Aisin Gioro Yuhuan was the only son of Aisin Gioro Pu Shu Ming and lived in the Prince Gong Mansion for some time after the forming of the Republic of China and the downfall of the Qing dynasty. Ties to his uncle Pu Xin-Yu, who was a famous traditional artist in China, provided Aisin Gioro Yuhuan with access to art lessons which helped develop his appetite for painting in the traditional art styles of China. While still in junior high school, he began publishing his comics in newspapers. As his interest in traditional art grew, Aisin Gioro Yuhuan applied and was accepted into the Arts Department of the Beijing Normal University. At university he was instructed in European or so-called western art forms and techniques.

==Music career==
Aisin Gioro Yuhuan was also a sanxian musician. His lessons with traditional Chinese instruments started when he was a child, still living in the Prince Gong Mansion. At the time of his death Yuhuan had mastered many difficult pieces. He continued to perform into his late sixties.
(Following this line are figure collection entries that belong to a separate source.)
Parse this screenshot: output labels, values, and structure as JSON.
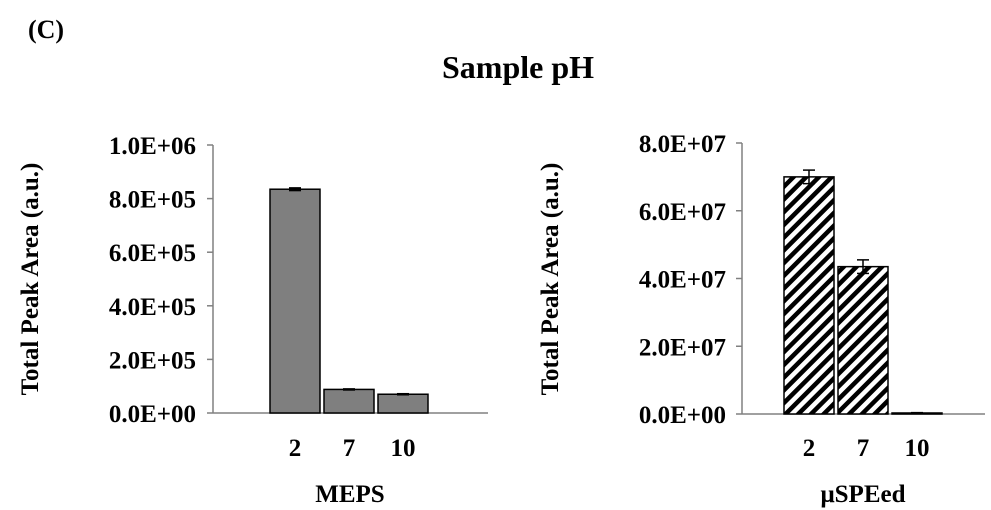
{
  "panel_label": "(C)",
  "title": "Sample pH",
  "chart_data": [
    {
      "type": "bar",
      "xlabel": "MEPS",
      "ylabel": "Total Peak Area (a.u.)",
      "categories": [
        "2",
        "7",
        "10"
      ],
      "values": [
        835000,
        88000,
        70000
      ],
      "errors": [
        5000,
        2000,
        2000
      ],
      "ylim": [
        0,
        1000000
      ],
      "yticks": [
        0,
        200000,
        400000,
        600000,
        800000,
        1000000
      ],
      "ytick_labels": [
        "0.0E+00",
        "2.0E+05",
        "4.0E+05",
        "6.0E+05",
        "8.0E+05",
        "1.0E+06"
      ],
      "grid": false,
      "fill": "solid",
      "bar_color": "#7f7f7f"
    },
    {
      "type": "bar",
      "xlabel": "μSPEed",
      "ylabel": "Total Peak Area (a.u.)",
      "categories": [
        "2",
        "7",
        "10"
      ],
      "values": [
        70000000,
        43500000,
        300000
      ],
      "errors": [
        2000000,
        2000000,
        100000
      ],
      "ylim": [
        0,
        80000000
      ],
      "yticks": [
        0,
        20000000,
        40000000,
        60000000,
        80000000
      ],
      "ytick_labels": [
        "0.0E+00",
        "2.0E+07",
        "4.0E+07",
        "6.0E+07",
        "8.0E+07"
      ],
      "grid": false,
      "fill": "diagonal-hatch",
      "bar_color": "#000000"
    }
  ]
}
At the age of eight, Aisin Gioro Yuhuan began his music career with lessons on the sanxian, a three-string, a 500-year-old plucked instrument. The first piece of music he learned was a classic of the Qing dynasty. The piece consisted of many segments—what might be called movements in classical western music, each segment was 20–45 minutes long. He was unable to learn the entire piece of music because his tutor only knew thirteen segments; even so, with a course of one 2-hour lesson per week, it took Aisin Gioro Yuhuan two years to master those 13 segments. Later in life, he passed on his knowledge of that particular piece of music to a lecturer at the Central Conservatoire of Music in Beijing, Tan Longjian.

==Influences==
Many national leaders and foreign ministers met with Aisin Gioro Yuhuan and purchased his works or received his paintings as donations or presents; those countries include: Hungary, Germany, USA, Canada, Japan. Yuhuan lectured at many universities in Japan, Singapore, and Indonesia. Galleries and exhibitions of his work have been presented to and/or hosted by many of the above countries.

==Family==
Aixinjueluo Yuhuan had three children: Aixinjueluo Yu Yue (Screenwriter); Aixinjueluo Yu Kai (Artist); and Aixinjueluo Yu Jun (IT specialist). Their given names all begin with 'Yu', the same as their father, and not the supposed 'Heng' as would have been family tradition. This was due to the events of the Cultural Revolution. During the Cultural Revolution many families of royal blood or with Kuomintang associations lived in fear of the Red Guards. Therefore, Aisin Gioro Yuhuan's children were given the name 'Yu'.